NHL still putting out fires
League a magnet for controversy
STEVE SIMMONS, QMI Agency
|The attention today is on the Zdeno Chara hit on Max Pacioretty in the NHL. Last week, it was all about Trevor Gillies. What's next for the NHL? (QMI Agency/Eric Bolte)
What is it about hockey — and, in particular, the National Hockey League — that so lends itself to argument and dissection?
Hardly a week goes by without an apparent crisis point, a matter to debate, an end-of-the-world dispute of some kind, so much of it polarizing between fans and fans, media and media, critic and critic.
You don’t hear it in the other professional leagues. Not this much. Not this often. Not broken down with some so much white noise and minutia. Is it the Canadian in us? We like nothing better than to poke and prod ourselves and then interpret everything we find.
Every year, the game is wrong. Every year, we have to change the rules. Every year, we have to tweak and seek controversy, then argue aloud. Some of it is meaningful, but a lot of the discussion is not. Some of it has helped the game, but a lot of it has only exacerbated its problems. The attention today remains on the Zdeno Chara hit on Max Pacioretty. Last week, it was all about Trevor Gillies. Earlier in the week, the dispute that won’t go away — the Todd Bertuzzi-Steve Moore saga — continues to divide people, seven years after the fact. Tomorrow, who knows what comes?
This has been a troubling season for the NHL in many ways. Its best player, Sidney Crosby, went down with a head injury and what made it so confusing is there was no one to blame. That’s how things happen sometimes in hockey. The greatest player in the game is out and we don’t know when he’ll return or at level he will return — see Marc Savard — but there is no villain in this story, only questions.

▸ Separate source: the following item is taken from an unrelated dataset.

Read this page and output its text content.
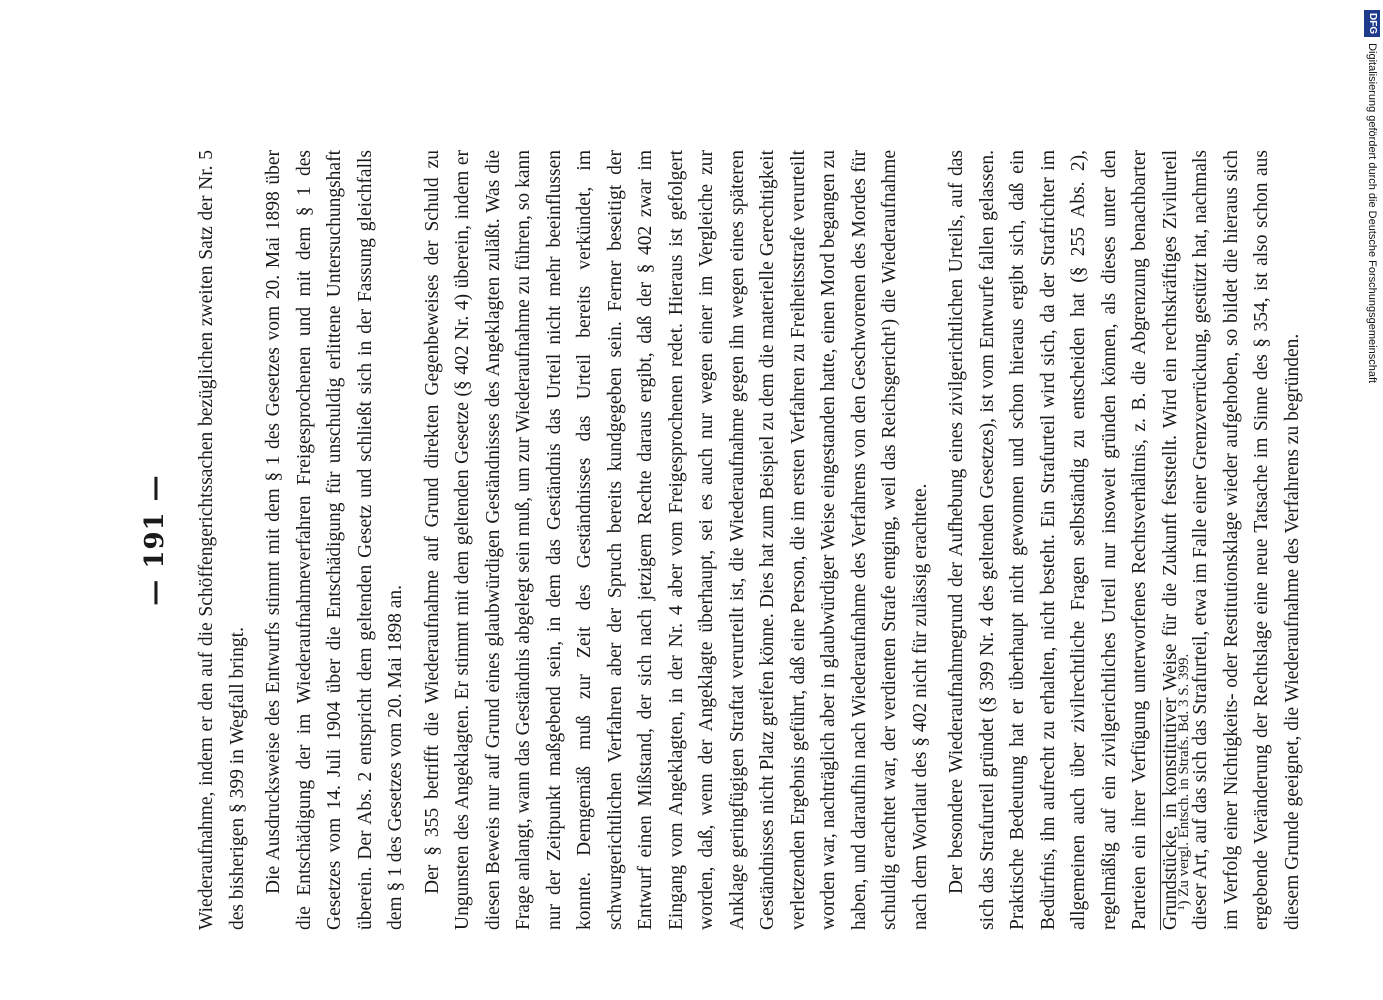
— 191 —	Wiederaufnahme, indem er den auf die Schöffengerichtssachen bezüglichen zweiten Satz der Nr. 5 des bisherigen § 399 in Wegfall bringt. Die Ausdrucksweise des Entwurfs stimmt mit dem § 1 des Gesetzes vom 20. Mai 1898 über die Entschädigung der im Wiederaufnahmeverfahren Freigesprochenen und mit dem § 1 des Gesetzes vom 14. Juli 1904 über die Entschädigung für unschuldig erlittene Untersuchungshaft überein. Der Abs. 2 entspricht dem geltenden Gesetz und schließt sich in der Fassung gleichfalls dem § 1 des Gesetzes vom 20. Mai 1898 an. Der § 355 betrifft die Wiederaufnahme auf Grund direkten Gegenbeweises der Schuld zu Ungunsten des Angeklagten. Er stimmt mit dem geltenden Gesetze (§ 402 Nr. 4) überein, indem er diesen Beweis nur auf Grund eines glaubwürdigen Geständnisses des Angeklagten zuläßt. Was die Frage anlangt, wann das Geständnis abgelegt sein muß, um zur Wiederaufnahme zu führen, so kann nur der Zeitpunkt maßgebend sein, in dem das Geständnis das Urteil nicht mehr beeinflussen konnte. Demgemäß muß zur Zeit des Geständnisses das Urteil bereits verkündet, im schwurgerichtlichen Verfahren aber der Spruch bereits kundgegeben sein. Ferner beseitigt der Entwurf einen Mißstand, der sich nach jetzigem Rechte daraus ergibt, daß der § 402 zwar im Eingang vom Angeklagten, in der Nr. 4 aber vom Freigesprochenen redet. Hieraus ist gefolgert worden, daß, wenn der Angeklagte überhaupt, sei es auch nur wegen einer im Vergleiche zur Anklage geringfügigen Straftat verurteilt ist, die Wiederaufnahme gegen ihn wegen eines späteren Geständnisses nicht Platz greifen könne. Dies hat zum Beispiel zu dem die materielle Gerechtigkeit verletzenden Ergebnis geführt, daß eine Person, die im ersten Verfahren zu Freiheitsstrafe verurteilt worden war, nachträglich aber in glaubwürdiger Weise eingestanden hatte, einen Mord begangen zu haben, und daraufhin nach Wiederaufnahme des Verfahrens von den Geschworenen des Mordes für schuldig erachtet war, der verdienten Strafe entging, weil das Reichsgericht¹) die Wiederaufnahme nach dem Wortlaut des § 402 nicht für zulässig erachtete. Der besondere Wiederaufnahmegrund der Aufhebung eines zivilgerichtlichen Urteils, auf das sich das Strafurteil gründet (§ 399 Nr. 4 des geltenden Gesetzes), ist vom Entwurfe fallen gelassen. Praktische Bedeutung hat er überhaupt nicht gewonnen und schon hieraus ergibt sich, daß ein Bedürfnis, ihn aufrecht zu erhalten, nicht besteht. Ein Strafurteil wird sich, da der Strafrichter im allgemeinen auch über zivilrechtliche Fragen selbständig zu entscheiden hat (§ 255 Abs. 2), regelmäßig auf ein zivilgerichtliches Urteil nur insoweit gründen können, als dieses unter den Parteien ein ihrer Verfügung unterworfenes Rechtsverhältnis, z. B. die Abgrenzung benachbarter Grundstücke, in konstitutiver Weise für die Zukunft feststellt. Wird ein rechtskräftiges Zivilurteil dieser Art, auf das sich das Strafurteil, etwa im Falle einer Grenzverrückung, gestützt hat, nachmals im Verfolg einer Nichtigkeits- oder Restitutionsklage wieder aufgehoben, so bildet die hieraus sich ergebende Veränderung der Rechtslage eine neue Tatsache im Sinne des § 354, ist also schon aus diesem Grunde geeignet, die Wiederaufnahme des Verfahrens zu begründen.

¹) Zu vergl. Entsch. in Strafs. Bd. 3 S. 399.
DFG
Digitalisierung gefördert durch die Deutsche Forschungsgemeinschaft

The issue here is concussions, preventable in a way, by eliminating head shots, but not entirely preventable because you can’t eliminate incidental and accidental contact, the kind that has put Crosby’s season on hold.
Hockey has changed dramatically since the lockout of 2004 — and not all of it for the best. The game has never been faster, the skill level has never been higher and the demands on the athletes have never been more extreme. All you have to do is watch the gold medal game of the 2010 Olympics and juxtapose it alongside the great Canada-Russia games of 1972 to understand that the sport may have the same name, but the game being played is entirely different. The speed is more extreme than ever before, and post-lockout, with obstruction removed, the red line gone, goaltenders limited with their puck handling, the shifts are significantly shorter, the equipment harder, pressure greater to finish checks, the game has never been more exciting and more dangerous all at the very same time.
On the scale of all-time terrible or dangerous hockey hits, you will not find Chara’s hit on Pacioretty. The result was horrifying. The actual play was not. Almost every night, in almost every NHL rink, there is a hit not unlike what Chara managed on Pacioretty. In this case, what it came down to was, angle of the hit, location on the ice, difference in size of the athletes — had Chara hit Pacioretty five feet earlier or five feet later, there likely would have been no injury and no penalty other than interference. Even Pacioretty, in trying to explain the situation to TSN’s Bob McKenzie, basically contradicted himself. He said he thought it was intentional on Chara’s part, even though Chara has no history of this kind of nonsense. Then he said he was disgusted that there was no suspension by the NHL.
“I thought the league would do something, a little something,” said Pacioretty. “I’m not talking a big number. I don’t know, one game, two games, three games.”
So the injured Pacioretty trips up over his own argument here: If the hit was intentional, as he charges, then the league should have thrown the book at Chara. But how can the hit be intentional if the injured player himself is saying there should be at least a little something?
Just like Crosby, but through different circumstances, we don’t know when Pacioretty will play again. But the fact he was so badly injured has caused the usual suspects — a list growing now with Air Canada, the Montreal police and Quebec politicians — to overreact and have their voices heard.
They may not realize it themselves, but they bring a certain levity to a situation that doesn’t really require any. The NHL has more than one problem at hand. It has complex issues that will lead to more talk, more argument, more navel-gazing. This is, after all, hockey. It’s what we do.